Most patients are currently diagnosed when asymptomatic, having been referred to the hepatologist for abnormal liver function tests performed for annual screening blood tests. Other frequent scenarios include screening of patients with nonliver autoimmune diseases, e.g. rheumatoid arthritis, or investigation of elevated cholesterol, evaluation of itch or unresolved cholestasis post partum. Diagnosing PBC is generally straightforward. The basis for a definite diagnosis are:
Given the high specificity of serological markers, liver biopsy is not necessary for the diagnosis of PBC; however, it is still necessary when PBC-specific antibodies are absent, or when co-existent autoimmune hepatitis or nonalcoholic steatohepatitis is suspected. Liver biopsy can be useful to stage the disease for fibrosis and ductopenia. Finally, it may also be appropriate in the presence of other extrahepatic comorbidities.

Liver biopsy

On microscopic examination of liver biopsy specimens, PBC is characterized by chronic, nonsuppurative inflammation, which surrounds and destroys interlobular and septal bile ducts. These histopathologic findings in primary biliary cholangitis include:
  • Inflammation of the bile ducts, characterized by intraepithelial lymphocytes
  • Periductal epithelioid granulomas.
  • Proliferation of bile ductules
  • Fibrosis
The Ludwig and Scheuer scoring systems have historically been used to stratify four stages of PBC, with stage 4 indicating the presence of cirrhosis. In the new system of Nakanuma, the stage of disease is based on fibrosis, bile duct loss, and features of cholestasis, i.e. deposition of orcein-positive granules, whereas the grade of necroinflammatory activity is based on cholangitis and interface hepatitis. The accumulation of orcein-positive granules occurs evenly across the PBC liver, which means that staging using the Nakanuma system is more reliable regarding sampling variability.

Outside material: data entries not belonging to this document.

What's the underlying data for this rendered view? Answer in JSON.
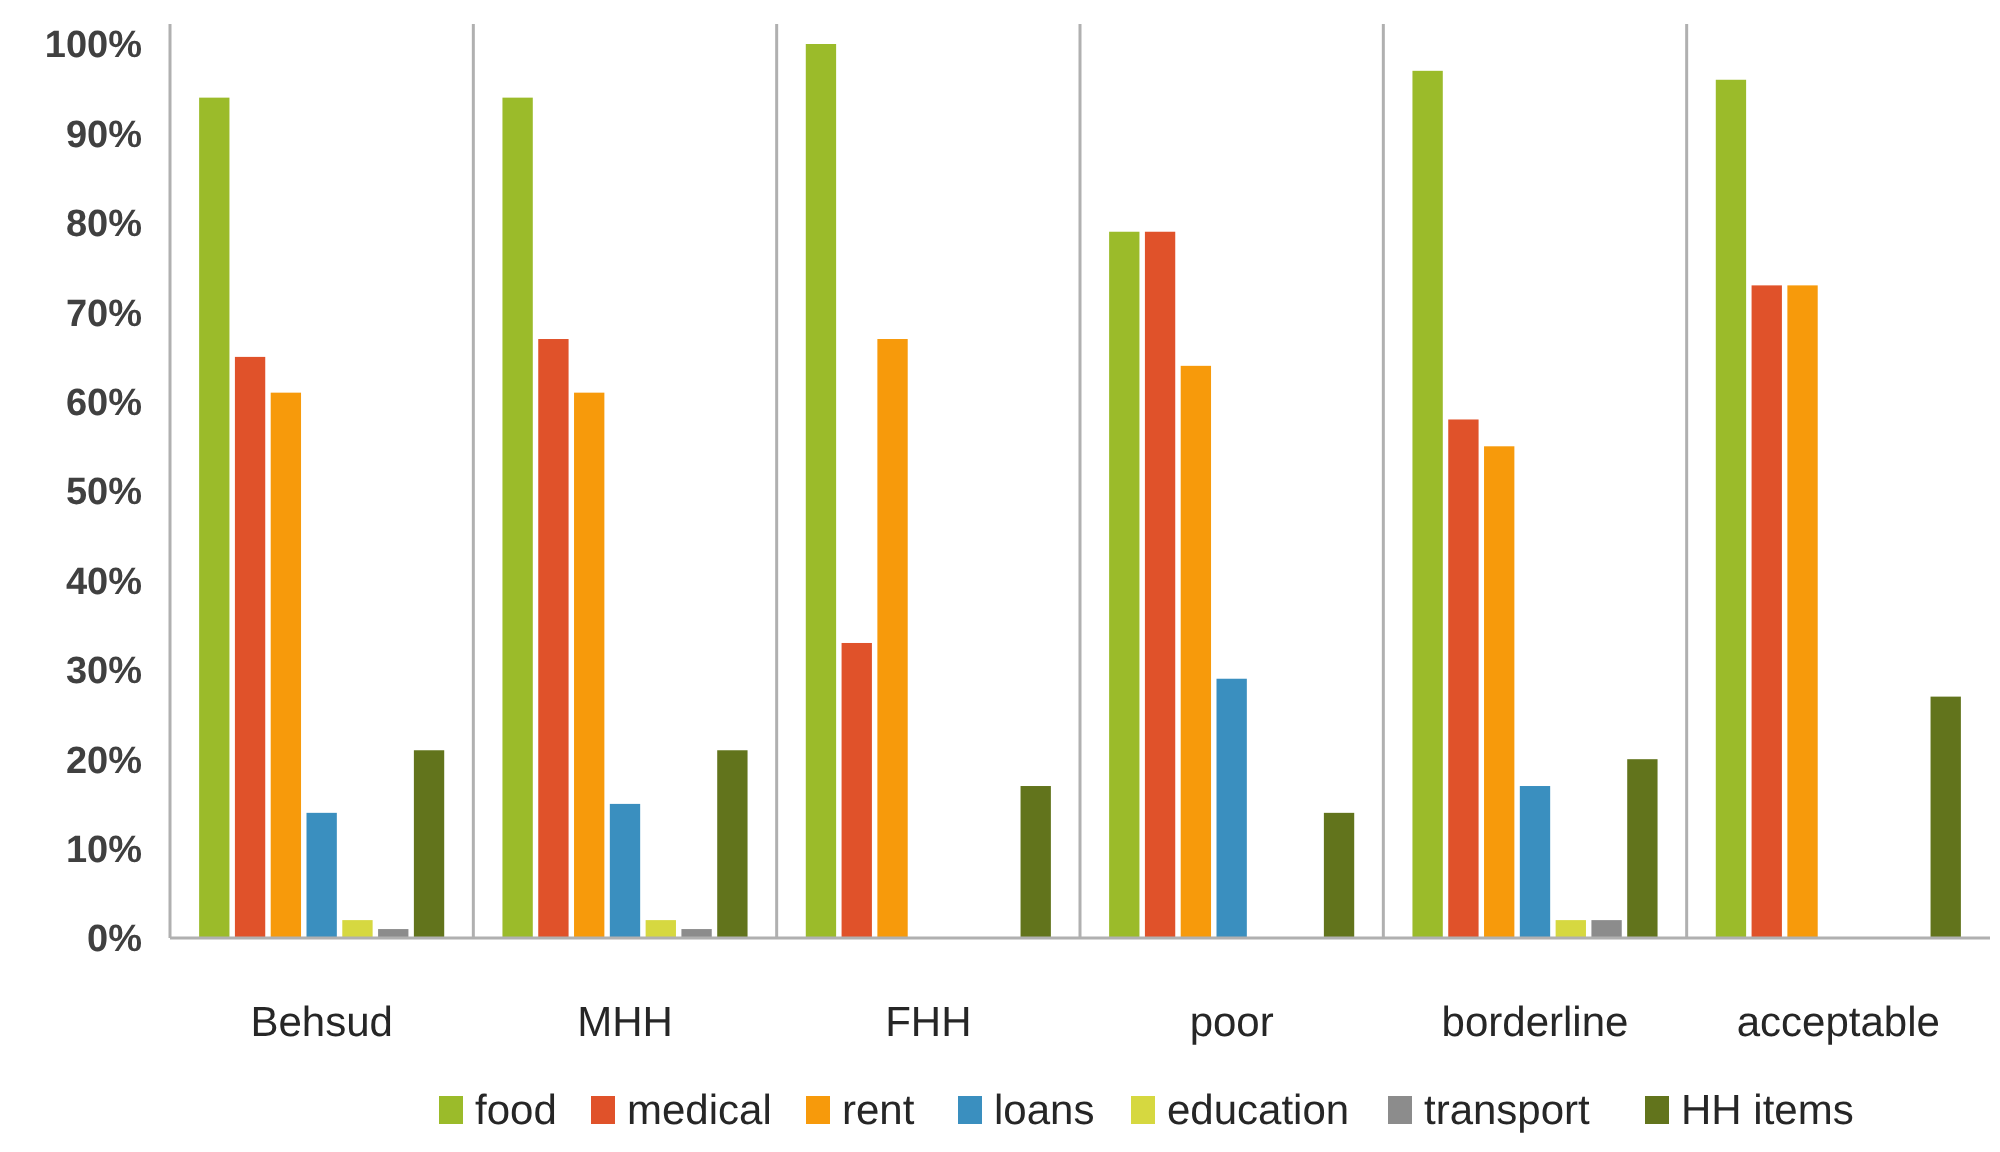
{
  "chart_data": {
    "type": "bar",
    "categories": [
      "Behsud",
      "MHH",
      "FHH",
      "poor",
      "borderline",
      "acceptable"
    ],
    "series": [
      {
        "name": "food",
        "color": "#9bbb2a",
        "values": [
          94,
          94,
          100,
          79,
          97,
          96
        ]
      },
      {
        "name": "medical",
        "color": "#e0522a",
        "values": [
          65,
          67,
          33,
          79,
          58,
          73
        ]
      },
      {
        "name": "rent",
        "color": "#f79a0b",
        "values": [
          61,
          61,
          67,
          64,
          55,
          73
        ]
      },
      {
        "name": "loans",
        "color": "#3a8fbf",
        "values": [
          14,
          15,
          0,
          29,
          17,
          0
        ]
      },
      {
        "name": "education",
        "color": "#d6d840",
        "values": [
          2,
          2,
          0,
          0,
          2,
          0
        ]
      },
      {
        "name": "transport",
        "color": "#8c8c8c",
        "values": [
          1,
          1,
          0,
          0,
          2,
          0
        ]
      },
      {
        "name": "HH items",
        "color": "#62741c",
        "values": [
          21,
          21,
          17,
          14,
          20,
          27
        ]
      }
    ],
    "ylim": [
      0,
      100
    ],
    "yticks": [
      {
        "value": 0,
        "label": "0%"
      },
      {
        "value": 10,
        "label": "10%"
      },
      {
        "value": 20,
        "label": "20%"
      },
      {
        "value": 30,
        "label": "30%"
      },
      {
        "value": 40,
        "label": "40%"
      },
      {
        "value": 50,
        "label": "50%"
      },
      {
        "value": 60,
        "label": "60%"
      },
      {
        "value": 70,
        "label": "70%"
      },
      {
        "value": 80,
        "label": "80%"
      },
      {
        "value": 90,
        "label": "90%"
      },
      {
        "value": 100,
        "label": "100%"
      }
    ],
    "grid": "x",
    "legend": "bottom"
  }
}
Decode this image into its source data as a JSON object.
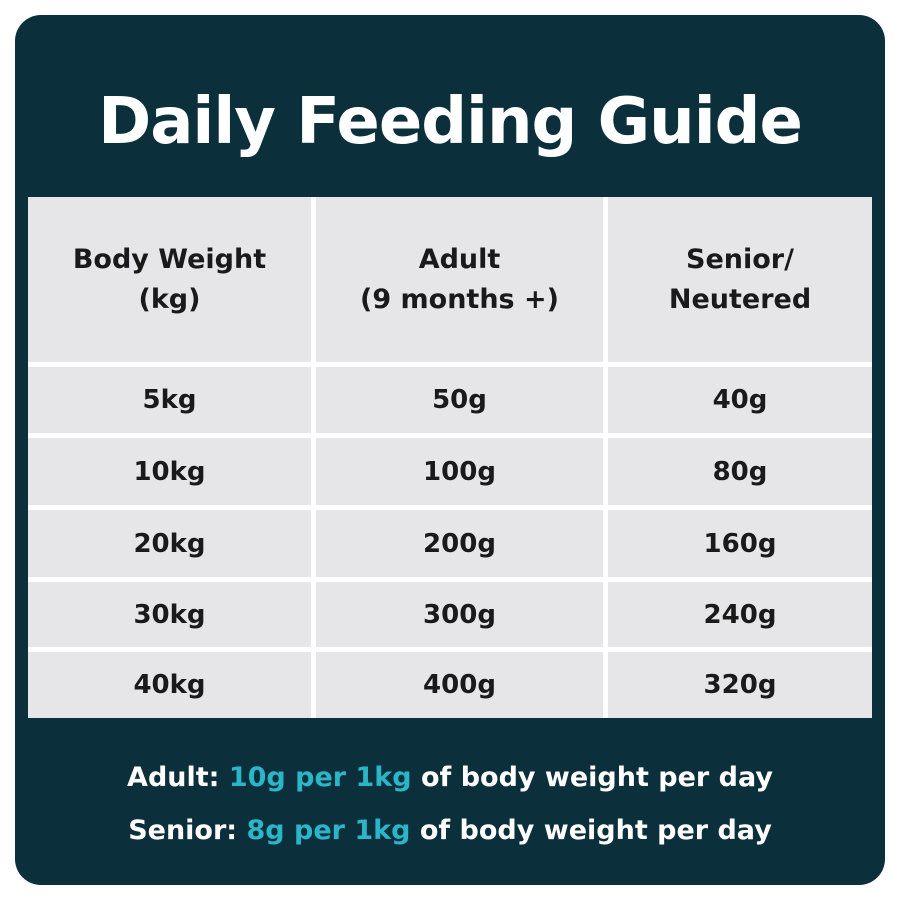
{
  "title": "Daily Feeding Guide",
  "table": {
    "header": [
      [
        "Body Weight",
        "(kg)"
      ],
      [
        "Adult",
        "(9 months +)"
      ],
      [
        "Senior/",
        "Neutered"
      ]
    ],
    "rows": [
      [
        "5kg",
        "50g",
        "40g"
      ],
      [
        "10kg",
        "100g",
        "80g"
      ],
      [
        "20kg",
        "200g",
        "160g"
      ],
      [
        "30kg",
        "300g",
        "240g"
      ],
      [
        "40kg",
        "400g",
        "320g"
      ]
    ]
  },
  "notes": [
    {
      "label": "Adult:",
      "highlight": "10g per 1kg",
      "rest": "of body weight per day"
    },
    {
      "label": "Senior:",
      "highlight": "8g per 1kg",
      "rest": "of body weight per day"
    }
  ]
}
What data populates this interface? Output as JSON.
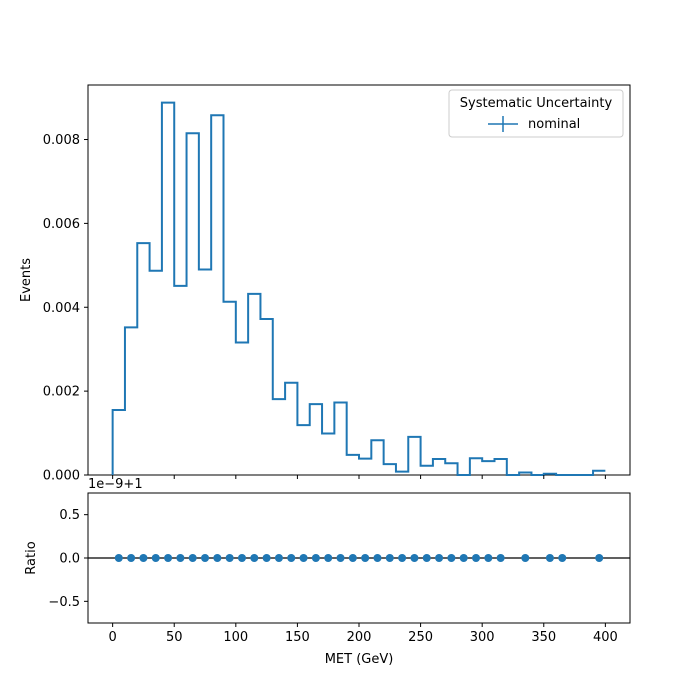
{
  "colors": {
    "series": "#1f77b4",
    "axes": "#000000",
    "background": "#ffffff",
    "legend_border": "#cccccc"
  },
  "chart_data": [
    {
      "type": "step-histogram",
      "panel": "main",
      "xlabel": "",
      "ylabel": "Events",
      "xlim": [
        -20,
        420
      ],
      "ylim": [
        0,
        0.0093
      ],
      "yticks": [
        0.0,
        0.002,
        0.004,
        0.006,
        0.008
      ],
      "ytick_labels": [
        "0.000",
        "0.002",
        "0.004",
        "0.006",
        "0.008"
      ],
      "xticks": [
        0,
        50,
        100,
        150,
        200,
        250,
        300,
        350,
        400
      ],
      "xtick_labels": [
        "",
        "",
        "",
        "",
        "",
        "",
        "",
        "",
        ""
      ],
      "bin_edges": [
        0,
        10,
        20,
        30,
        40,
        50,
        60,
        70,
        80,
        90,
        100,
        110,
        120,
        130,
        140,
        150,
        160,
        170,
        180,
        190,
        200,
        210,
        220,
        230,
        240,
        250,
        260,
        270,
        280,
        290,
        300,
        310,
        320,
        330,
        340,
        350,
        360,
        370,
        380,
        390,
        400
      ],
      "series": [
        {
          "name": "nominal",
          "values": [
            0.00155,
            0.00352,
            0.00553,
            0.00487,
            0.00888,
            0.00451,
            0.00815,
            0.0049,
            0.00858,
            0.00413,
            0.00316,
            0.00432,
            0.00372,
            0.00181,
            0.0022,
            0.00119,
            0.00169,
            0.00099,
            0.00173,
            0.00048,
            0.00039,
            0.00083,
            0.00026,
            8e-05,
            0.00091,
            0.00022,
            0.00038,
            0.00028,
            0.0,
            0.0004,
            0.00033,
            0.00038,
            0.0,
            6e-05,
            0.0,
            3e-05,
            0.0,
            0.0,
            0.0,
            0.0001
          ]
        }
      ],
      "legend": {
        "title": "Systematic Uncertainty",
        "entries": [
          "nominal"
        ],
        "placement": "top-right"
      }
    },
    {
      "type": "scatter",
      "panel": "ratio",
      "xlabel": "MET (GeV)",
      "ylabel": "Ratio",
      "offset_text": "1e−9+1",
      "xlim": [
        -20,
        420
      ],
      "ylim": [
        -0.75,
        0.75
      ],
      "yticks": [
        -0.5,
        0.0,
        0.5
      ],
      "ytick_labels": [
        "−0.5",
        "0.0",
        "0.5"
      ],
      "xticks": [
        0,
        50,
        100,
        150,
        200,
        250,
        300,
        350,
        400
      ],
      "xtick_labels": [
        "0",
        "50",
        "100",
        "150",
        "200",
        "250",
        "300",
        "350",
        "400"
      ],
      "reference_line": 0.0,
      "x": [
        5,
        15,
        25,
        35,
        45,
        55,
        65,
        75,
        85,
        95,
        105,
        115,
        125,
        135,
        145,
        155,
        165,
        175,
        185,
        195,
        205,
        215,
        225,
        235,
        245,
        255,
        265,
        275,
        285,
        295,
        305,
        315,
        335,
        355,
        365,
        395
      ],
      "y": [
        0,
        0,
        0,
        0,
        0,
        0,
        0,
        0,
        0,
        0,
        0,
        0,
        0,
        0,
        0,
        0,
        0,
        0,
        0,
        0,
        0,
        0,
        0,
        0,
        0,
        0,
        0,
        0,
        0,
        0,
        0,
        0,
        0,
        0,
        0,
        0
      ]
    }
  ]
}
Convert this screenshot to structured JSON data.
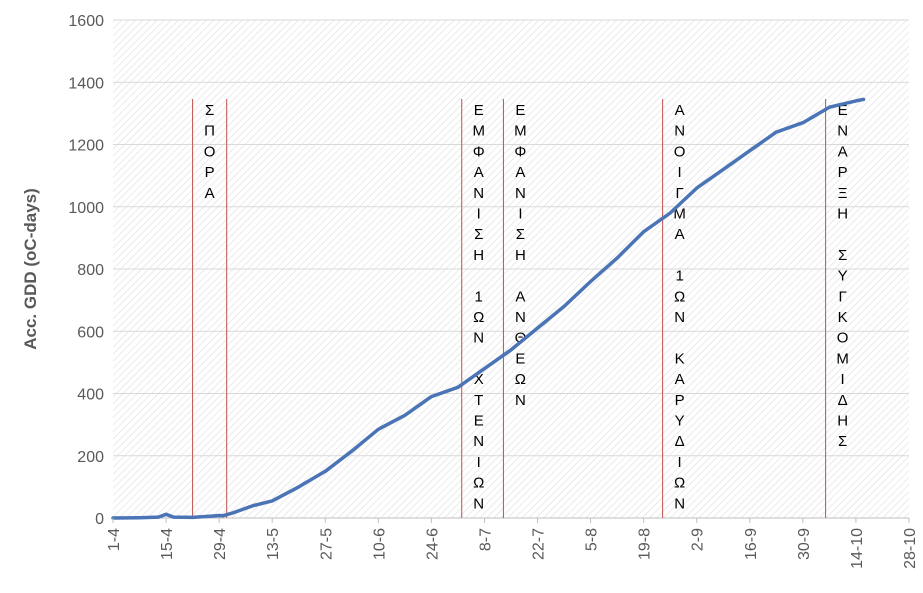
{
  "chart_data": {
    "type": "line",
    "title": "",
    "xlabel": "",
    "ylabel": "Acc. GDD (oC-days)",
    "ylim": [
      0,
      1600
    ],
    "yticks": [
      "0",
      "200",
      "400",
      "600",
      "800",
      "1000",
      "1200",
      "1400",
      "1600"
    ],
    "xticks": [
      "1-4",
      "15-4",
      "29-4",
      "13-5",
      "27-5",
      "10-6",
      "24-6",
      "8-7",
      "22-7",
      "5-8",
      "19-8",
      "2-9",
      "16-9",
      "30-9",
      "14-10",
      "28-10"
    ],
    "grid": "hatched background, horizontal gridlines",
    "legend": "none",
    "series": [
      {
        "color": "#4a74b5",
        "x": [
          "1-4",
          "8-4",
          "13-4",
          "15-4",
          "17-4",
          "22-4",
          "27-4",
          "29-4",
          "30-4",
          "3-5",
          "8-5",
          "13-5",
          "20-5",
          "27-5",
          "3-6",
          "10-6",
          "17-6",
          "24-6",
          "1-7",
          "8-7",
          "15-7",
          "22-7",
          "29-7",
          "5-8",
          "12-8",
          "19-8",
          "26-8",
          "2-9",
          "9-9",
          "16-9",
          "23-9",
          "30-9",
          "7-10",
          "14-10",
          "16-10"
        ],
        "y": [
          0,
          1,
          3,
          12,
          3,
          2,
          6,
          8,
          7,
          18,
          40,
          55,
          100,
          150,
          215,
          285,
          330,
          390,
          420,
          480,
          540,
          610,
          680,
          760,
          835,
          920,
          980,
          1060,
          1120,
          1180,
          1240,
          1270,
          1320,
          1340,
          1345
        ]
      }
    ],
    "annotations": [
      {
        "date": "22-4",
        "label": "ΣΠΟΡΑ"
      },
      {
        "date": "1-5",
        "label": ""
      },
      {
        "date": "2-7",
        "label": "ΕΜΦΑΝΙΣΗ 1ΩΝ ΧΤΕΝΙΩΝ"
      },
      {
        "date": "13-7",
        "label": "ΕΜΦΑΝΙΣΗ ΑΝΘΕΩΝ"
      },
      {
        "date": "24-8",
        "label": "ΑΝΟΙΓΜΑ 1ΩΝ ΚΑΡΥΔΙΩΝ"
      },
      {
        "date": "6-10",
        "label": "ΕΝΑΡΞΗ ΣΥΓΚΟΜΙΔΗΣ"
      }
    ],
    "colors": {
      "line": "#4a74b5",
      "marker_lines": "#c0504d",
      "grid": "#d9d9d9",
      "hatch": "#e3e3e3"
    }
  }
}
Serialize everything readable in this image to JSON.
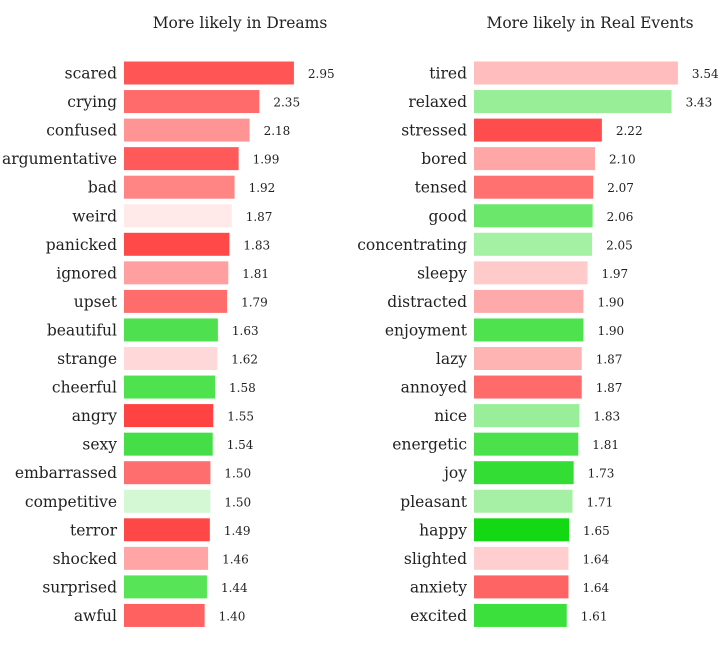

Liver biopsy for the diagnosis and staging of PBC lost favour after the evidence of a patchy distribution of the duct lesions and fibrosis across the organ. The widespread availability of noninvasive measures of fibrosis means that liver biopsy for staging of PBC is somewhat obsolete.
Liver biopsy does, however, remain useful in certain settings. The main indications are to confirm the diagnosis of PBC when PBC-specific antibodies are absent and confirm a diagnosis of PBC with AIH features. Liver biopsy is also useful to assess the relative contribution of each liver injury when a comorbid liver disease is present, such as non-alcoholic steatohepatitis. In patients with inadequate response to UDCA, liver biopsy may provide the explanation and could undoubtedly inform risk stratification. For example, it may identify a previously unsuspected variant syndrome, steatohepatitis, or interface hepatitis of moderate or greater severity. It is also useful in AMA and ANA-specific antibody negative cholestatic patients to indicate an alternative process, e.g. sarcoidosis, small duct PSC, adult idiopathic ductopenia.